The story is very apt and fits in with Jesus' general diagnosis of the problem with the Pharisees. There is nothing intrinsically impossible about Jesus, the living God incarnate, quoting from Aesop's Fables; many of the preachers He commissioned and sent out into the world do so, to this day. Or can it be that the one thing the living God cannot do, is quote? Why not? However, the saying is not attested anywhere else, and 'Thomas' is not generally a reliable source.
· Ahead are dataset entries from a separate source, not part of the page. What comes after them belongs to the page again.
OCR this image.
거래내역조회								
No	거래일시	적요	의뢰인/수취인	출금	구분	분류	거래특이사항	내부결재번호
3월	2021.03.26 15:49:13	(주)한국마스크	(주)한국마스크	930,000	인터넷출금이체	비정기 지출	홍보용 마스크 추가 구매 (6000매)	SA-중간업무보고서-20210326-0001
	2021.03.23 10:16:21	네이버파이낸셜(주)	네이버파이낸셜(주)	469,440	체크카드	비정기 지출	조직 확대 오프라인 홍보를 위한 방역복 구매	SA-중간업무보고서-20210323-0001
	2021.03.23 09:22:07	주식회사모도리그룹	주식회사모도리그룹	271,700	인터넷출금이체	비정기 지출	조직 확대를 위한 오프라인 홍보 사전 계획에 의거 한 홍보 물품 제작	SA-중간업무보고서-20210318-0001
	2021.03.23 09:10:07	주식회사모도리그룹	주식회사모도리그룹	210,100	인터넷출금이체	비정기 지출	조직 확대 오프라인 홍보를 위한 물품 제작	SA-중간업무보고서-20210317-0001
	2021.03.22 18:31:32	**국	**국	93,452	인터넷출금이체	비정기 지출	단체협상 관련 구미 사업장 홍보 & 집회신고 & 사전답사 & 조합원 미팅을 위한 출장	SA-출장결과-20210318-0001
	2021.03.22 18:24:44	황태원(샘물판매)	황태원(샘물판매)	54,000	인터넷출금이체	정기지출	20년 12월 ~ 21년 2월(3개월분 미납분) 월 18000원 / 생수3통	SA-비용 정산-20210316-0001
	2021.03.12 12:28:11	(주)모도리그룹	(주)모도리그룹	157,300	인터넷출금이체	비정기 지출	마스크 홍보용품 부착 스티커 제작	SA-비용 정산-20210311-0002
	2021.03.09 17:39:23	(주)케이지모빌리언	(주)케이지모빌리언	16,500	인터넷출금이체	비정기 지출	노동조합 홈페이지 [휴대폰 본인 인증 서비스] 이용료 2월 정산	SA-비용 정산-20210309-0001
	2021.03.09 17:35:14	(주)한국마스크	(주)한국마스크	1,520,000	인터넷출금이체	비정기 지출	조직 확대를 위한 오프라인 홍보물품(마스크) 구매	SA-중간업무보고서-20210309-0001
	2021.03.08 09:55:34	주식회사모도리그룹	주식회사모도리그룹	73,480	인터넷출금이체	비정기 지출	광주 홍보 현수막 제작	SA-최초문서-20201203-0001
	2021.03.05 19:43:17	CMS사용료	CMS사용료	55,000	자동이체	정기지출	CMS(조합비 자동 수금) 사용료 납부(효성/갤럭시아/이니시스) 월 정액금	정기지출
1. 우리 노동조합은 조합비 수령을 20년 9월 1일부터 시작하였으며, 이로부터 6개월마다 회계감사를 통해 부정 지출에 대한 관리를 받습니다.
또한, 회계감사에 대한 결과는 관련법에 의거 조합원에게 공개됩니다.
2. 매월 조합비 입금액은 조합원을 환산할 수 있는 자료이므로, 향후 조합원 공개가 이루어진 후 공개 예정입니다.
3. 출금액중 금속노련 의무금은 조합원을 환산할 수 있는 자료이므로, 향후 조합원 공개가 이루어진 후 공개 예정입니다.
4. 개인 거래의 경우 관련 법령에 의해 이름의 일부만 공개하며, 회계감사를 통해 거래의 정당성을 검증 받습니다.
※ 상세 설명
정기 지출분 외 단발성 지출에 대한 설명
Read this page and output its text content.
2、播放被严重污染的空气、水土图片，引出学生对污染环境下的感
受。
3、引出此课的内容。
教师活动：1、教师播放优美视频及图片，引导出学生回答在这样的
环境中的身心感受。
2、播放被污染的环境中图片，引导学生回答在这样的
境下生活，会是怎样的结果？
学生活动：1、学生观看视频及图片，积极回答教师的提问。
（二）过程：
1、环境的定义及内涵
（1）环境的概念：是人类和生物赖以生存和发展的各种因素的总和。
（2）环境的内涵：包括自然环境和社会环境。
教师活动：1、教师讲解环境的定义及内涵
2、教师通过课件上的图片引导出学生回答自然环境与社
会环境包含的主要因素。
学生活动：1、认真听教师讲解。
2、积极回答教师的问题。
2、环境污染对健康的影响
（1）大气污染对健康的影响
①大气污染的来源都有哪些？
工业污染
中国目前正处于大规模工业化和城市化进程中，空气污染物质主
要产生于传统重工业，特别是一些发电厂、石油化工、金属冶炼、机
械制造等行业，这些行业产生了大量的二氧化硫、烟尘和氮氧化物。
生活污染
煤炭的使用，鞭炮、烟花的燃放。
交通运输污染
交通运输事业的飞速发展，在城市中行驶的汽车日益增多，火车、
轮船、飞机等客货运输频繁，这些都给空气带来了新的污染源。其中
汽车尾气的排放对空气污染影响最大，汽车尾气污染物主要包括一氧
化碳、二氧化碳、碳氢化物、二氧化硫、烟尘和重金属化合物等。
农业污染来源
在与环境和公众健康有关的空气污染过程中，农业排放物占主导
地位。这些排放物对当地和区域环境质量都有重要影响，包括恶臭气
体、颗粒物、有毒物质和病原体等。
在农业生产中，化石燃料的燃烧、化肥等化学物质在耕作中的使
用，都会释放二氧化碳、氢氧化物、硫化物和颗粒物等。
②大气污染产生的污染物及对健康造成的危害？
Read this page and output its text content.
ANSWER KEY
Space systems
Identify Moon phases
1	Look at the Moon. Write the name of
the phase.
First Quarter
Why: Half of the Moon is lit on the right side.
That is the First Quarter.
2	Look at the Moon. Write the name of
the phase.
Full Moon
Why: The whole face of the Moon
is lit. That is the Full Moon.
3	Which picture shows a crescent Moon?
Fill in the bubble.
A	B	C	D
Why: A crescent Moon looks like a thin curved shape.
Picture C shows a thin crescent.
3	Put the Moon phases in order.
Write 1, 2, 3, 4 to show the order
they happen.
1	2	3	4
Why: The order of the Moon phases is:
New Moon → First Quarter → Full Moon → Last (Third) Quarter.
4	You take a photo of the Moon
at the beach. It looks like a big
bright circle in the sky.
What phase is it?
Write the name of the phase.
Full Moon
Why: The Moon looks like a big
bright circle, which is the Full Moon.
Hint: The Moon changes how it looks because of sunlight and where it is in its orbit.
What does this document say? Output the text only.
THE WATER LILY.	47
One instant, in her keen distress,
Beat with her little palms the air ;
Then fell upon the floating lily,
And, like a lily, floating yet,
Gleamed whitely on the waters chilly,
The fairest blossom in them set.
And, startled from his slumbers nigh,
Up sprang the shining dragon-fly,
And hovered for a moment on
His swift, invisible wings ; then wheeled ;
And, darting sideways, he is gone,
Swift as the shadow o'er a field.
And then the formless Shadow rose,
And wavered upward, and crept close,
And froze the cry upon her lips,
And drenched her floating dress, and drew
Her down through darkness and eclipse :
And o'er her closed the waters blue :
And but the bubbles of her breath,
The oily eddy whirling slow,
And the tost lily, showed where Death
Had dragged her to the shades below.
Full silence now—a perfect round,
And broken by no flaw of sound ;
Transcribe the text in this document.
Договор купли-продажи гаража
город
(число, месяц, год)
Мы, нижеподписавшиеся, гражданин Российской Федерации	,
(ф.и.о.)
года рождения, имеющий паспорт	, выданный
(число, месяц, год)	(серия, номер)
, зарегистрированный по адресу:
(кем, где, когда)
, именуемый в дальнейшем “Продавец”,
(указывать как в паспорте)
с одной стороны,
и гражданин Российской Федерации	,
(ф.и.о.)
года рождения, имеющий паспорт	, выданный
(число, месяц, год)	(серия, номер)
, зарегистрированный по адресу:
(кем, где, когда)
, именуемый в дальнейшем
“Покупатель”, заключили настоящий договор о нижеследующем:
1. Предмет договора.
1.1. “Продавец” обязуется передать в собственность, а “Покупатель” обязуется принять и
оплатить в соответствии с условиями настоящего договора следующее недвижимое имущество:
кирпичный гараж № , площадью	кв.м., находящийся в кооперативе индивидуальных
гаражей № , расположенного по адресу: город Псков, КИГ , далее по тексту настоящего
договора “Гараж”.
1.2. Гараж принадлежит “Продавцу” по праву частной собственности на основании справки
It always surprises me that the 'Jesus Seminar'-types are willing to accept 'Thomas;' they even champion and celebrate it. In so doing they are giving away the store. The Gospel of Thomas reports Jesus as having told the story of the Vineyard, which makes clear that He is the Son of God, not in the sense in which any random human being, or any random Israelite, might be called a son of God, but in a unique sense. He is the heir:




The Gospel of Thomas has an 'alien' sound to Christian ears, because the author's world-view decidedly tends toward gnosticism. What is the problem with humanity? Is it that we are sinners, estranged from God because of our sin, and in need of a blood covering to shield us from God's wrath? Why, no, it is an information problem; we have 'forgotten' something that we used to know, no doubt in our pre-existence before our earthly sojourn. We need to remember this lost information; we have got to get ourselves back to the garden:

"Jesus said, 'I took my stand in the midst of the world, and in flesh I appeared to them. I found them all drunk, and I did not find any of them thirsty. My soul ached for the children of humanity, because they are blind in their hearts and do not see, for they came into the world empty, and they also seek to depart from the world empty. But meanwhile they are drunk. When they shake off their wine, then they will change their ways.'" (Gospel of Thomas 28, p.310, The Complete Gospels, Robert J. Miller, editor).

Ignorance or lack of mindfulness is the problem, not sin. This is not the Bible perspective.